Trau schau wem

Groucho Marx, der beschnauzte Komiker, scherzte einmal sinngemäss: Einem Verein, der ein Mitglied wie ihn aufnehmen würde, möchte er lieber nicht beitreten. Ganz ähnlich geht es dem Militär: Es möchte auch lieber nichts mit solchen Leuten zu tun haben, die freiwillig zu ihm kommen.

Die Zahl Zivildienstleistender ist ja geradezu explodiert, seit die Gewissensprüfung vor einem Jahr abgeschafft wurde. Nun müssen jene Wehrdienstpflichtigen, die keinen Sinn darin sehen, ihre Zeit mit Warten, Drill und dem Einüben von Kriegshandlungen zu verbringen, nur noch beweisen, dass sie keine Drückeberger sind, sondern dass sie sogar bereit sind, anderthalb mal so lang einen zivilen Einsatz zu leisten. Dass so viele diesen Tatbeweis erbringen, passt nicht ins militärische Weltbild. De facto führe der jetzt eingeschlagene Weg fast zu Freiwilligkeit, klagte schon bei der Einführung dieser Regel der Armeechef, André Blattmann. Und wenn es so wäre? «Es ist gefährlich, wenn man die Sicherheit einfach den Freiwilligen überlässt». Denn eine freiwillige Miliz ist etwa das schlimmste, was Armee-Obere sich vorstellen können: «Eine Armee aus Rambos» heisst das Schreckgespenst, das sie an die Wand malen.

Ist es nicht seltsam, dass man sich beim Militär offenbar zutraut, aus Pazifisten, «Faulpelzen» und «Drückebergern» gehorsame Krieger zu formen, nicht aber aus übereifrigen lediglich eifrige Soldaten? Dass die ganze Sache einen Sinn ergeben müsste, verlangt aber auch niemand beim Militär. Im Gegenteil: Damit der Zivildienst ähnlich sinnlos wird, wie derzeit der Militärdienst, sollen nun auch hier allerhand Schikanen eingebaut werden. Seit dem Frühjahr werden die Gesuche nun mit einer künstlichen Verzögerung bearbeitet, damit sich niemand mehr direkt vom Militärdienst weg dispensieren lassen kann. Nun fordern die Sicherheits­politischen Kommissionen des National- und Ständerats weitere Hindernisse, wie etwa zusätzliche Verlängerung des Zivildiensts, Übernachten im Bunker, überlange Arbeitstage usw. – und dies am liebsten wieder in Kombination mit einer Gewissensprüfung.
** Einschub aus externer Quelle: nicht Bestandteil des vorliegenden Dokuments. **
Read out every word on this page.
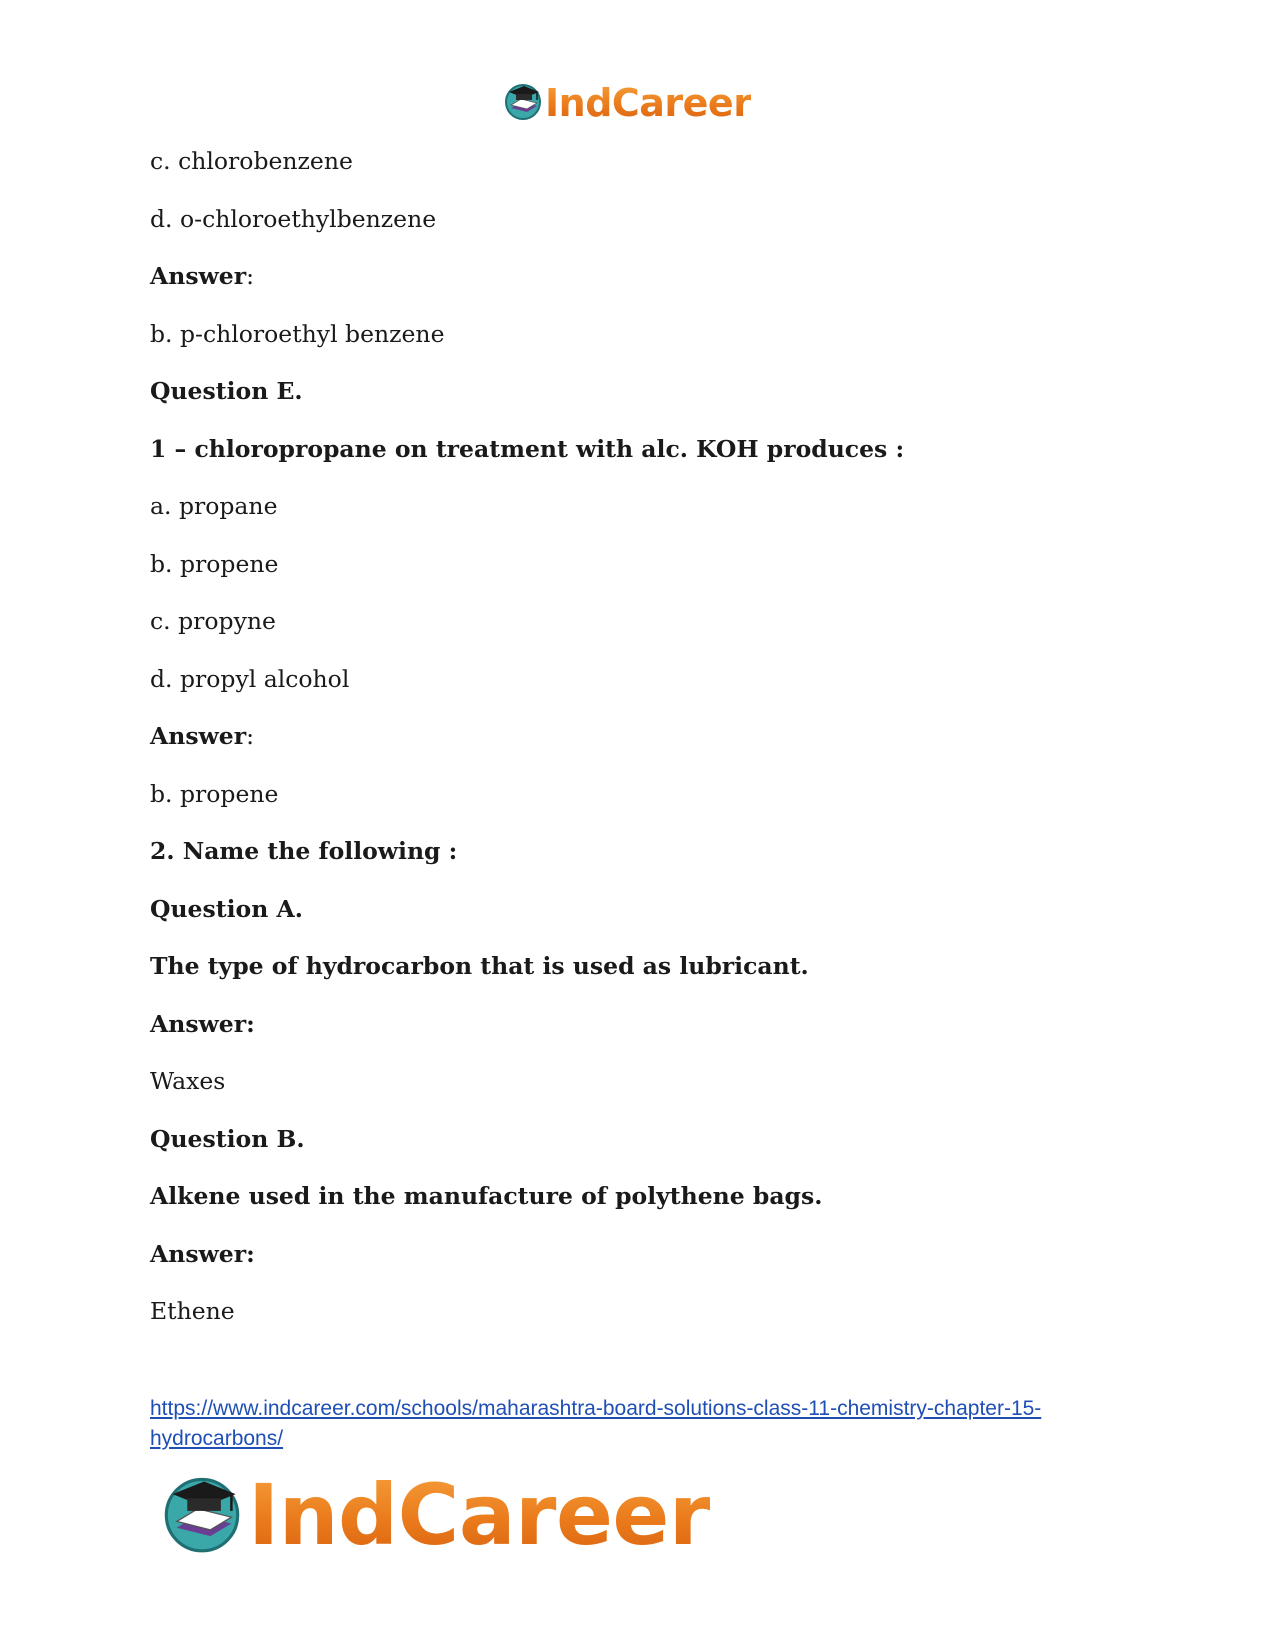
IndCareer
c. chlorobenzene
d. o-chloroethylbenzene
Answer:
b. p-chloroethyl benzene
Question E.
1 – chloropropane on treatment with alc. KOH produces :
a. propane
b. propene
c. propyne
d. propyl alcohol
Answer:
b. propene
2. Name the following :
Question A.
The type of hydrocarbon that is used as lubricant.
Answer:
Waxes
Question B.
Alkene used in the manufacture of polythene bags.
Answer:
Ethene
https://www.indcareer.com/schools/maharashtra-board-solutions-class-11-chemistry-chapter-15-
hydrocarbons/
IndCareer
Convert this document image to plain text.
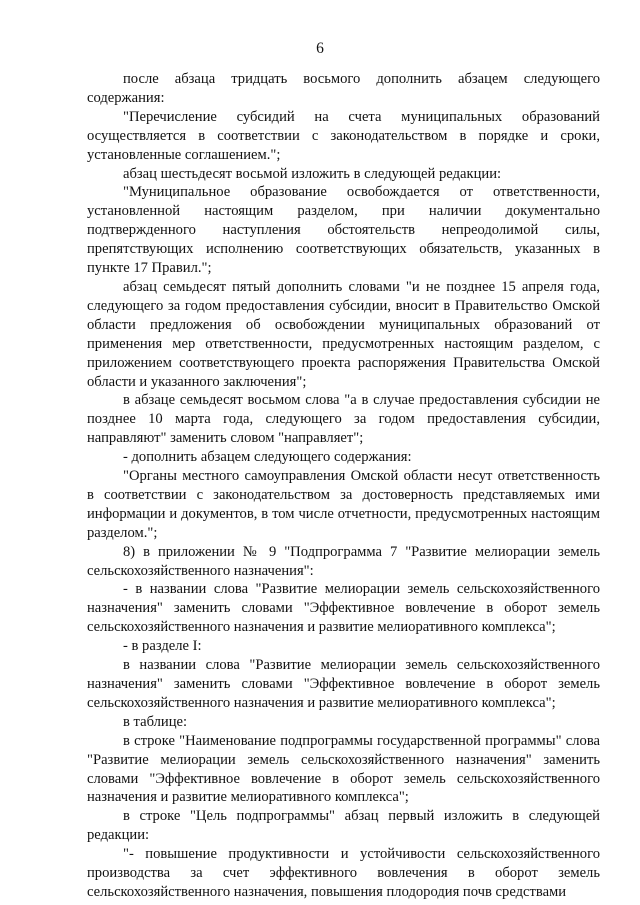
6

после абзаца тридцать восьмого дополнить абзацем следующего содержания:

"Перечисление субсидий на счета муниципальных образований осуществляется в соответствии с законодательством в порядке и сроки, установленные соглашением.";

абзац шестьдесят восьмой изложить в следующей редакции:

"Муниципальное образование освобождается от ответственности, установленной настоящим разделом, при наличии документально подтвержденного наступления обстоятельств непреодолимой силы, препятствующих исполнению соответствующих обязательств, указанных в пункте 17 Правил.";

абзац семьдесят пятый дополнить словами "и не позднее 15 апреля года, следующего за годом предоставления субсидии, вносит в Правительство Омской области предложения об освобождении муниципальных образований от применения мер ответственности, предусмотренных настоящим разделом, с приложением соответствующего проекта распоряжения Правительства Омской области и указанного заключения";

в абзаце семьдесят восьмом слова "а в случае предоставления субсидии не позднее 10 марта года, следующего за годом предоставления субсидии, направляют" заменить словом "направляет";

- дополнить абзацем следующего содержания:

"Органы местного самоуправления Омской области несут ответственность в соответствии с законодательством за достоверность представляемых ими информации и документов, в том числе отчетности, предусмотренных настоящим разделом.";

8) в приложении № 9 "Подпрограмма 7 "Развитие мелиорации земель сельскохозяйственного назначения":

- в названии слова "Развитие мелиорации земель сельскохозяйственного назначения" заменить словами "Эффективное вовлечение в оборот земель сельскохозяйственного назначения и развитие мелиоративного комплекса";

- в разделе I:

в названии слова "Развитие мелиорации земель сельскохозяйственного назначения" заменить словами "Эффективное вовлечение в оборот земель сельскохозяйственного назначения и развитие мелиоративного комплекса";

в таблице:

в строке "Наименование подпрограммы государственной программы" слова "Развитие мелиорации земель сельскохозяйственного назначения" заменить словами "Эффективное вовлечение в оборот земель сельскохозяйственного назначения и развитие мелиоративного комплекса";

в строке "Цель подпрограммы" абзац первый изложить в следующей редакции:

"- повышение продуктивности и устойчивости сельскохозяйственного производства за счет эффективного вовлечения в оборот земель сельскохозяйственного назначения, повышения плодородия почв средствами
Sowas kann wirklich nur das Militär! Oder könnten Sie sich einen Sozialdienst vorstellen, in dem Sie mit Schlafentzug gedrillt werden – nur weil Sie im Ernstfall, wenn Sie dann mal Kinder haben, ja auch nie mehr durchschlafen werden? Eben. Zum Lachen ist es aber trotzdem nicht. Es ist himmeltraurig, wie viel Arbeit im sozialen und gemeinnützigen Bereich ungetan bleibt oder (zumeist von Frauen) unbezahlt und unbemerkt erbracht wird: mit alten Leuten, mit Behinderten und Kranken, im Landschaftsschutz, mit Kindern, ImmigrantInnen usw. – während das Militär darüber nachdenkt, wie man Männern im besten Alter die Freude an sinnvoller Arbeit vergällen könnte.

Die Diskussion darüber, was ein sinnvoller und notwendiger Dienst an der Allgemeinheit ist, muss viel breiter geführt werden. Die allgemeine Wehrpflicht ist ein uralter Zopf, der endlich abgeschnitten gehört. Und einstweilen – ja! – bin ich für die Wiedereinführung einer Gewissensprüfung: für all jene, die freiwillig eine Waffe in die Hand nehmen wollen.